Título: Pobreza nas barbas do poder
Autor: Gisele Teixeira
Fonte: Jornal do Brasil, 09/01/2005, País, p. A3

Uma das regiões mais pobres do Brasil está nas barbas do Palácio do Planalto e do Congresso, de onde saem as principais decisões que afetam a gestão dos municípios. É o chamado Entorno de Brasília, formado por 19 cidades goianas e três mineiras. A população dessa área é de mais de 2,5 milhões, segundo a última contagem do IBGE. De maneira informal, fala-se em 3 milhões.

A região, que cresceu rapidamente em função da migração, em especial de nordestinos, foi ocupada de forma irregular. E tem carência de tudo, do transporte ao recolhimento do lixo. Estas deficiências sobrecarregam os serviços públicos de Brasília. Além disso, o bolsão de miséria que não pára de crescer aumenta a violência e passa a preocupar a chamada ''ilha da fantasia''.

O pior exemplo de desordem urbana atende pelo nome de Águas Lindas de Goiás, município a cerca de 50km de Brasília, emancipado em 1997. Fruto da proliferação de loteamentos irregulares, teve sua população aumentada de 5 mil pessoas, no início dos anos 90, para 147 mil, segundo o IBGE em 2000.

Na entrada da cidade, uma placa saúda: ''Águas Lindas, a cidade que mais cresce na América Latina''. O que poderia ser motivo de orgulho, na verdade, aumenta o caos. Algumas casas começam a ser construídas nas margens da Represa do Descoberto, de onde saem as águas que abastecem 70% da capital. Não há água tratada nem esgoto, muito menos hospital ou escolas suficientes. A economia está estagnada, pois a maior parte da população trabalha - e consome - em Brasília.

E pior: o prefeito José Pereira (PFL), que assumiu em janeiro, herdou uma dívida de R$ 16 milhões, uma fortuna se comparada à receita mensal de R$ 1,5 milhão.

- Só com o Detran, são R$ 200 mil em dívidas, além de outros R$ 300 mil com a Brasil Telecom - conta o secretário de Administração e Planejamento, Daniel de Castro, acrescentando que os salários dos 1.400 funcionários estão atrasados há três meses.

No ano passado, Águas Lindas teve três prefeitos. O eleito, José Zito Gonçalves (PSDB), foi afastado do cargo por corrupção. Assumiu, então, o atual, José Pereira. Zito reassumiu o posto com um mandado de segurança, perdido pouco tempo depois. A cidade terminou o ano administrada por Wilson do Cenal (PMDB).

Para tentar pôr ordem no caos, a prefeitura foi fechada por uma semana e o prefeito foi fazer um curso de finanças, conforme conta Castro. Por isso, não pôde dar entrevista. Nestes sete dias, segundo o secretário, os 700 cargos comissionados foram eliminados e diversas secretarias extintas. A prefeitura também começou a fazer um levantamento do número de funcionários e da frota.

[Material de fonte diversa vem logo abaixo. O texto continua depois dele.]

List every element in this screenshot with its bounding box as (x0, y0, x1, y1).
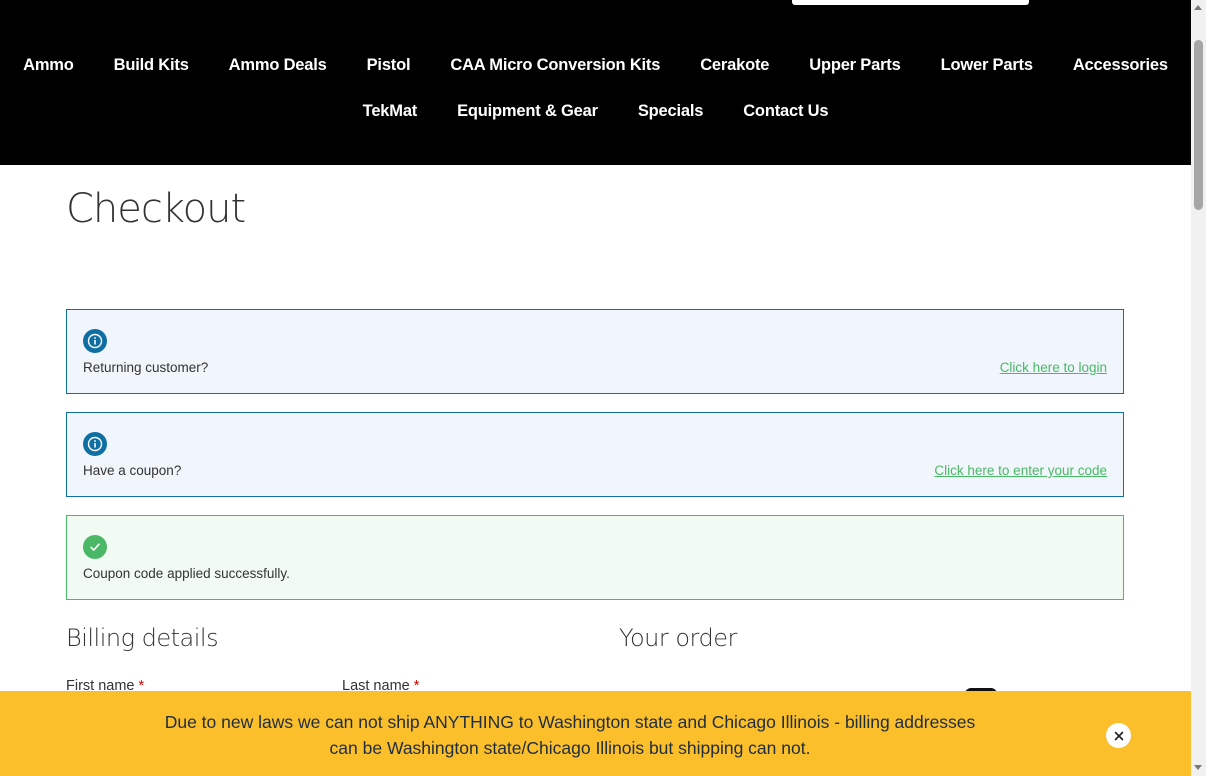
nav-item-contact-us[interactable]: Contact Us (743, 101, 828, 121)
nav-item-specials[interactable]: Specials (638, 101, 704, 121)
coupon-success-notice: Coupon code applied successfully. (66, 515, 1124, 600)
nav-item-ammo[interactable]: Ammo (23, 55, 74, 75)
check-icon (83, 535, 107, 559)
scroll-down-arrow-icon[interactable] (1194, 765, 1202, 770)
site-header: Ammo Build Kits Ammo Deals Pistol CAA Mi… (0, 0, 1191, 165)
coupon-notice: Have a coupon? Click here to enter your … (66, 412, 1124, 497)
info-icon (83, 329, 107, 353)
your-order-heading: Your order (619, 624, 737, 652)
coupon-text: Have a coupon? (83, 463, 182, 478)
nav-item-pistol[interactable]: Pistol (367, 55, 411, 75)
info-icon (83, 432, 107, 456)
page-title: Checkout (66, 186, 246, 232)
nav-item-build-kits[interactable]: Build Kits (114, 55, 189, 75)
search-input[interactable] (792, 0, 1029, 5)
scrollbar-thumb[interactable] (1194, 40, 1203, 210)
scroll-up-arrow-icon[interactable] (1194, 5, 1202, 10)
nav-item-lower-parts[interactable]: Lower Parts (941, 55, 1033, 75)
login-link[interactable]: Click here to login (1000, 360, 1107, 375)
enter-coupon-link[interactable]: Click here to enter your code (934, 463, 1107, 478)
nav-item-ammo-deals[interactable]: Ammo Deals (229, 55, 327, 75)
returning-customer-text: Returning customer? (83, 360, 209, 375)
vertical-scrollbar[interactable] (1191, 0, 1206, 776)
nav-item-upper-parts[interactable]: Upper Parts (809, 55, 901, 75)
coupon-success-text: Coupon code applied successfully. (83, 566, 290, 581)
nav-item-equipment-gear[interactable]: Equipment & Gear (457, 101, 598, 121)
main-nav-row-1: Ammo Build Kits Ammo Deals Pistol CAA Mi… (0, 55, 1191, 75)
main-nav-row-2: TekMat Equipment & Gear Specials Contact… (0, 101, 1191, 121)
close-icon[interactable] (1106, 723, 1131, 748)
nav-item-cerakote[interactable]: Cerakote (700, 55, 769, 75)
returning-customer-notice: Returning customer? Click here to login (66, 309, 1124, 394)
store-notice-banner: Due to new laws we can not ship ANYTHING… (0, 691, 1191, 776)
page-viewport: Ammo Build Kits Ammo Deals Pistol CAA Mi… (0, 0, 1191, 776)
nav-item-caa-micro-conversion-kits[interactable]: CAA Micro Conversion Kits (450, 55, 660, 75)
store-notice-message: Due to new laws we can not ship ANYTHING… (164, 712, 976, 758)
billing-details-heading: Billing details (66, 624, 219, 652)
nav-item-accessories[interactable]: Accessories (1073, 55, 1168, 75)
nav-item-tekmat[interactable]: TekMat (363, 101, 418, 121)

- Dos 50 carros que a gente achou que tinha, só três apareceram até agora - diz o secretário, acrescentando que, enquanto o prefeito não tomar pé da situação, o ano fiscal não será aberto e nem ''uma balinha será comprada''.

Para Castro, a primeira tarefa agora é motivar os funcionários e mostrar aos eleitores que ''uma nova gestão'' tomou posse. Com a retomada da confiança, ele acredita que até o recolhimento dos impostos aumentará. Segundo o secretário, cerca de 8 mil famílias não pagam o IPTU porque não querem dar dinheiro ''a uma administração corrupta''.